L’importance de la communication entre confrères est un des piliers de la sécurité des parcours de soins. Ce cas clinique montre que l’absence de briefing entre les praticiens de garde peut être dramatique pour les malades pris en charge.

Auteur : le Dr Christian Sicot - Président d'honneur de la Prévention Médicale - Ancien chef de service de Réanimation et de Médecine d'Urgences / MAJ : 17/07/2025

Cas clinique

Un patient de 67 ans est amené en début de matinée aux urgences du centre hospitalier proche de son domicile pour "douleur abdominale". On retient dans ses antécédents :

  • médicaux : un surpoids avec Indice de Masse Corporelle (IMC) à 28, Broncho Pneumopathie Chronique Obstructive (BPCO) post tabagique et Syndrome d’Apnée du Sommeil (SAS).
  • chirurgicaux : cure de hernie ombilicale, cure de hernie inguinale et cholécystectomie.
     

À l’admission, l’urgentiste note : "Douleur de la FID d’apparition brutale ce jour, isolée. À l’examen : apyrétique, patient très algique, pas de nausée ni de vomissement, pas de trouble du transit, douleur FI avec défense abdominale, orifices herniaires libres."
Conclusion : "Avis du chirurgien viscéral : à hospitaliser en chirurgie."

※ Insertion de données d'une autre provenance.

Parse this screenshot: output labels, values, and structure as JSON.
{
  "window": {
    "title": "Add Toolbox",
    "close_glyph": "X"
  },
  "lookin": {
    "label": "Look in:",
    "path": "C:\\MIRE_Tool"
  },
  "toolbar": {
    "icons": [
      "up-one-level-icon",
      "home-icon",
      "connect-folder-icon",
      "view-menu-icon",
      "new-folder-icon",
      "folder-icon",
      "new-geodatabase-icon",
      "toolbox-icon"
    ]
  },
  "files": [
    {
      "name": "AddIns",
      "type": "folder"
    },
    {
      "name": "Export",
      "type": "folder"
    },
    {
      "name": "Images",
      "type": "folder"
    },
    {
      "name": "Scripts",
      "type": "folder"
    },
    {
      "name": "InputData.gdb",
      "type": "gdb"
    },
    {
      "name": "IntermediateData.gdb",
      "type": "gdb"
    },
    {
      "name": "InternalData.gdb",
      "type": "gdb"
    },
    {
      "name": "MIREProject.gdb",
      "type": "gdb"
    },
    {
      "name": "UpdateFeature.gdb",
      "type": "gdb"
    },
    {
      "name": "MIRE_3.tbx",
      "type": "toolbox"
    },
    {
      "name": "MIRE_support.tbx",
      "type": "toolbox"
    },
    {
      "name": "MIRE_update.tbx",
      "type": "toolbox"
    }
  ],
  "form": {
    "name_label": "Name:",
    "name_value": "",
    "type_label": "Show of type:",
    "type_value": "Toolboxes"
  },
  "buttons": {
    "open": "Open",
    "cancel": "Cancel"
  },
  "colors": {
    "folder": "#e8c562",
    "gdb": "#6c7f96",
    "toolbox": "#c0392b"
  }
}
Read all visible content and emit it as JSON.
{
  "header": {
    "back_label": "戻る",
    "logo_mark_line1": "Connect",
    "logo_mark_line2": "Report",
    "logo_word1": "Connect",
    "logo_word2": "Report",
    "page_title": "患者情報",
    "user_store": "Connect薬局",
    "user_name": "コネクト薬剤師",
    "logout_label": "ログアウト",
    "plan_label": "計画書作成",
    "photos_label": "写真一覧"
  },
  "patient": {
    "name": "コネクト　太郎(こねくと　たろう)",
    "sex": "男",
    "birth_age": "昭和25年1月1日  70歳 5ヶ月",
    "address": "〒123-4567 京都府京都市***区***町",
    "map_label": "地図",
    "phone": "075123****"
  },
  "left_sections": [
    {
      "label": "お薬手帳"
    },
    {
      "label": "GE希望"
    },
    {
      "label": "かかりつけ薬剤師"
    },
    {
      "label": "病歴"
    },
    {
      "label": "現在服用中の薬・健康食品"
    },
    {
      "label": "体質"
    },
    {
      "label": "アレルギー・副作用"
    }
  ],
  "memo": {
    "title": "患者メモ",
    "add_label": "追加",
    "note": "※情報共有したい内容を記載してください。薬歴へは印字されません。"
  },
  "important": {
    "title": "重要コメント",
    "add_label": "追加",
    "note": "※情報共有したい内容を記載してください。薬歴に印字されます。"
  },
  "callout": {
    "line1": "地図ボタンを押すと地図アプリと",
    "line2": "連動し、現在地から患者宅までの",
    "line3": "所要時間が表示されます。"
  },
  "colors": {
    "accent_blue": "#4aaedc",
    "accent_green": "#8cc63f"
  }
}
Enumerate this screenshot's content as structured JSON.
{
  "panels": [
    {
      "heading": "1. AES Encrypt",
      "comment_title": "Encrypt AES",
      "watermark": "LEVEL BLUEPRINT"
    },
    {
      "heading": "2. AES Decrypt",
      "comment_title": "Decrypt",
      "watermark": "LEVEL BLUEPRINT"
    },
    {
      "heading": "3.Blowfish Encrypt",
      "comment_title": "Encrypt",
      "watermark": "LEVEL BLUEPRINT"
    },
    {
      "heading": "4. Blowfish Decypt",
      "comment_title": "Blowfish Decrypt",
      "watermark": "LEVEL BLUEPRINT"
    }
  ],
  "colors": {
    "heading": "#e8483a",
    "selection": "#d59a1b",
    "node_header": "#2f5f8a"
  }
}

Le suivi des paramètres de surveillance aux urgences montre un patient en normothermie, avec des chiffres tensionnels et une fréquence cardiaque dans la normalité, une saturation en oxygène supérieure à 95. Par contre, l’évaluation de la douleur est cotée à 9/10.

Les résultats du bilan biologiques sont rassurants :

  • "GB 6540/mm3 dont 83,2% de neutrophiles.
  • Plaquettes 210000/mm3 - Hémoglobine 15,9 g/dL.
  • TP 100%.
  • CRP 6,2 mg/L.
  • DFG 110 mL/min - Kaliémie 5 mmol/L - Natrémie 140 mmol/L.
  • Acide lactique 1,7 mmol/L (Normale) - Gamma-GT 175 UI/L (3N).
  • Troponine normale."
     

Les résultats du scanner abdomino-pelvien pratiqué par le cabinet de radiologie libéral conventionné avec le centre hospitalier concluent :

  • "Technique : spirale supérieure et pelvienne, sans puis après injection de produit de contraste iodé, avec reconstructions multi planaires.
  • Conclusion : condensation pulmonaire bi-basale avec atélectasie du lobe inférieur gauche, connue ; encombrement du bas-fond caecal avec probable infiltration péri-cæcale chez un patient qui présente une hernie inguinale droite ; stigmates d’intervention de hernie ombilicale."
     

En début d’après-midi, administration de 10 mg de morphine en titration.

Le patient signale à l’équipe des urgences qu’il est appareillé pour l’apnée du sommeil à domicile. Il bénéfice de l’administration de 1 g de paracétamol injectable.

L’interne de chirurgie acte l’hospitalisation en chirurgie.

En fin d'après-midi, le patient est transféré dans le service.

Les constantes prises à son arrivée en chambre : Temp à 38,4°C - TA 118/83 mm de Hg - FC 117 - SaO2 88 % - EN 7.

Lors de la contre-visite, le chirurgien note : "douleurs abdominales +++ défense surtout FID, scan en faveur d’une pathologie appendiculaire (abcès) avec la dernière anse iléale sentinelle, indication de laparoscopie exploratrice, garder à jeun, si vomissement sonde naso-gastrique, anesthésiste prévenu."

Appel du médecin anesthésiste-réanimateur de garde pour signaler le tableau algique du patient : "prescription de 5 mg de morphine car patient algique +++++. Consultation préanesthésique."

Lors du premier tour de soins de nuit, « " Temp. 38,4°C - FC 117 - EN 7."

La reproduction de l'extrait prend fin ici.